The organization is currently working on expanding its kindergarten with building improvements and additional equipment with the aim of increasing the capacity of the kindergarten to 120 students.

ALDO successes

The Amazing Love School student body has grown from 46 children to more than 300 children since its opening in 2006. ALDO continues to improve its elementary section by hiring qualified teachers and providing training in professional development, communication and computer skills.

To promote gender balance, six of the school’s 15 teachers are women. ALDO also provides students with medical supplies and counseling sessions. James Gonahasa said “there has been a sharp reduction in the number of girls married off early and fewer children working as domestic servants or farm laborers during school hours.”

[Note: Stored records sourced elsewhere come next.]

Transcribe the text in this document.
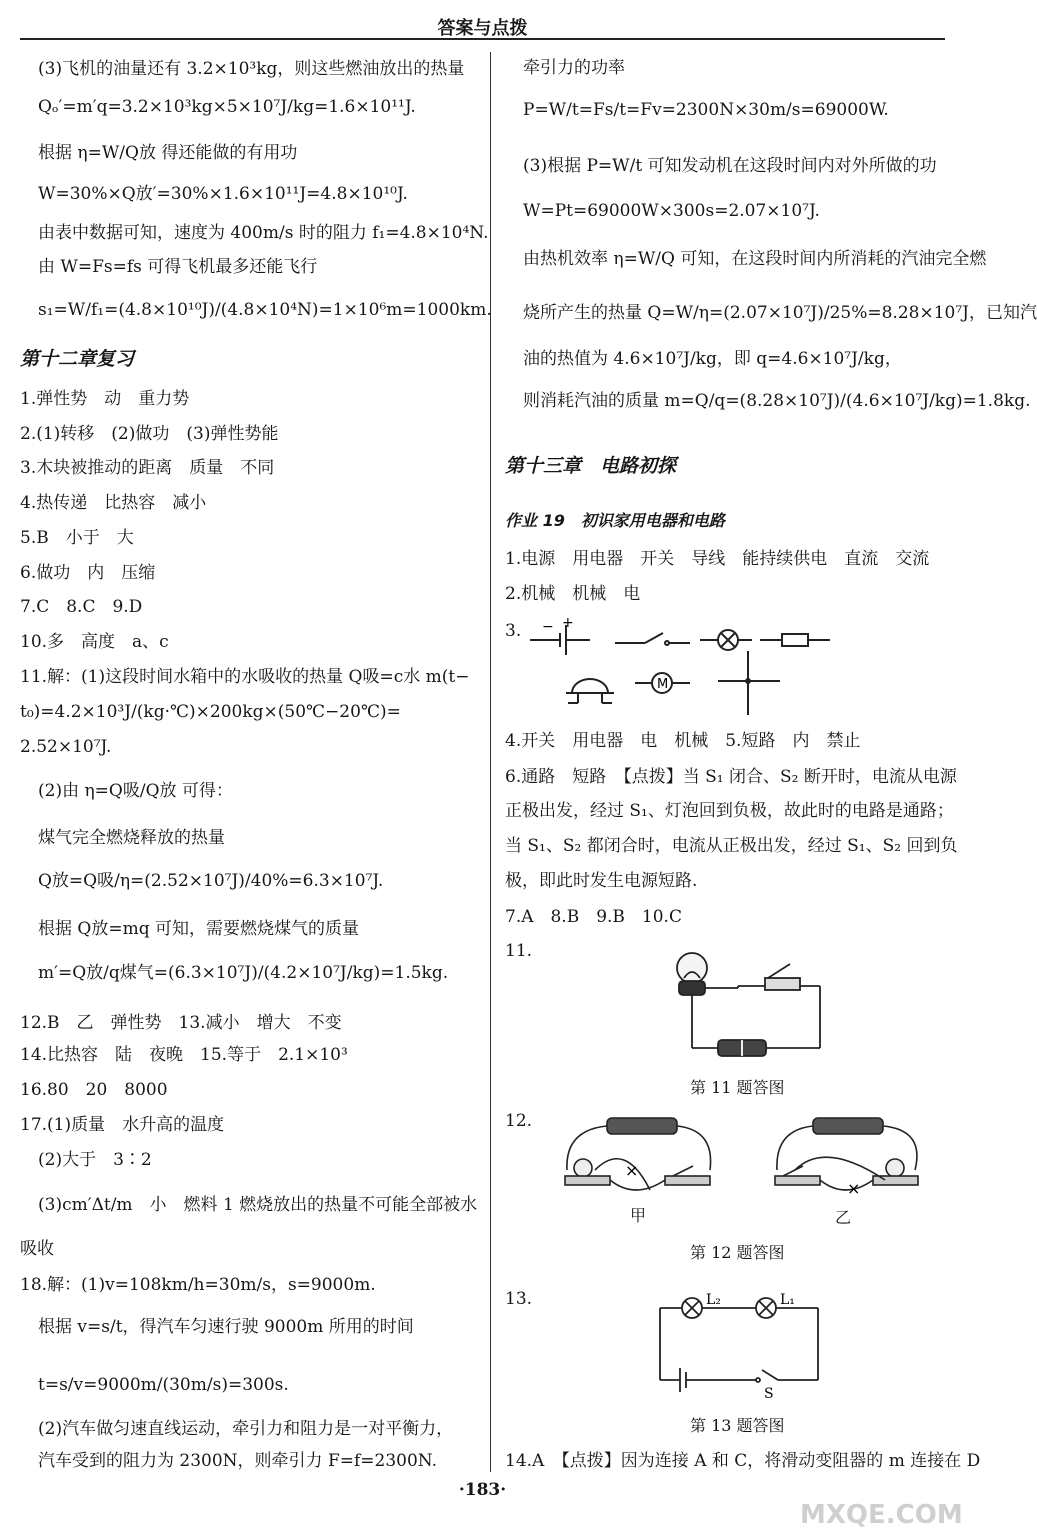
答案与点拨
(3)飞机的油量还有 3.2×10³kg，则这些燃油放出的热量
Qₒ′=m′q=3.2×10³kg×5×10⁷J/kg=1.6×10¹¹J.
根据 η=W/Q放 得还能做的有用功
W=30%×Q放′=30%×1.6×10¹¹J=4.8×10¹⁰J.
由表中数据可知，速度为 400m/s 时的阻力 f₁=4.8×10⁴N.
由 W=Fs=fs 可得飞机最多还能飞行
s₁=W/f₁=(4.8×10¹⁰J)/(4.8×10⁴N)=1×10⁶m=1000km.
第十二章复习
1.弹性势　动　重力势
2.(1)转移　(2)做功　(3)弹性势能
3.木块被推动的距离　质量　不同
4.热传递　比热容　减小
5.B　小于　大
6.做功　内　压缩
7.C　8.C　9.D
10.多　高度　a、c
11.解：(1)这段时间水箱中的水吸收的热量 Q吸=c水 m(t−
t₀)=4.2×10³J/(kg·℃)×200kg×(50℃−20℃)=
2.52×10⁷J.
(2)由 η=Q吸/Q放 可得：
煤气完全燃烧释放的热量
Q放=Q吸/η=(2.52×10⁷J)/40%=6.3×10⁷J.
根据 Q放=mq 可知，需要燃烧煤气的质量
m′=Q放/q煤气=(6.3×10⁷J)/(4.2×10⁷J/kg)=1.5kg.
12.B　乙　弹性势　13.减小　增大　不变
14.比热容　陆　夜晚　15.等于　2.1×10³
16.80　20　8000
17.(1)质量　水升高的温度
(2)大于　3∶2
(3)cm′Δt/m　小　燃料 1 燃烧放出的热量不可能全部被水
吸收
18.解：(1)v=108km/h=30m/s，s=9000m.
根据 v=s/t，得汽车匀速行驶 9000m 所用的时间
t=s/v=9000m/(30m/s)=300s.
(2)汽车做匀速直线运动，牵引力和阻力是一对平衡力，
汽车受到的阻力为 2300N，则牵引力 F=f=2300N.
牵引力的功率
P=W/t=Fs/t=Fv=2300N×30m/s=69000W.
(3)根据 P=W/t 可知发动机在这段时间内对外所做的功
W=Pt=69000W×300s=2.07×10⁷J.
由热机效率 η=W/Q 可知，在这段时间内所消耗的汽油完全燃
烧所产生的热量 Q=W/η=(2.07×10⁷J)/25%=8.28×10⁷J，已知汽
油的热值为 4.6×10⁷J/kg，即 q=4.6×10⁷J/kg，
则消耗汽油的质量 m=Q/q=(8.28×10⁷J)/(4.6×10⁷J/kg)=1.8kg.
第十三章　电路初探
作业 19　初识家用电器和电路
1.电源　用电器　开关　导线　能持续供电　直流　交流
2.机械　机械　电
3.
4.开关　用电器　电　机械　5.短路　内　禁止
6.通路　短路　【点拨】当 S₁ 闭合、S₂ 断开时，电流从电源
正极出发，经过 S₁、灯泡回到负极，故此时的电路是通路；
当 S₁、S₂ 都闭合时，电流从正极出发，经过 S₁、S₂ 回到负
极，即此时发生电源短路.
7.A　8.B　9.B　10.C
11.
12.
13.
14.A　【点拨】因为连接 A 和 C，将滑动变阻器的 m 连接在 D
− +
M
第 11 题答图
×
甲
×
乙
第 12 题答图
L₂	L₁
S
第 13 题答图
·183·
MXQE.COM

The Amazing Love School owes much of its success to the dedication of its co-founders, Phoebe and James Gonahasa. In 2019, the Elementary Teachers’ Federation of Ontario (ETFO) recognized the couple with its International Humanitarian Award. ETFO President Sam Hammond praised the organization for “inspiring the hope and love of learning that will forever change the future of students.”

ALDO’s work in Nakyere village has had an immense impact on the pulse of the community. The establishment of two schools in Namutumba district sets a precedent for children’s vision of education in Uganda that will help break generational cycles of poverty perpetuated by child labor and general misunderstanding of the value of education. ‘school. ALDO offers students and teacher sponsorships on the Amazing love development website.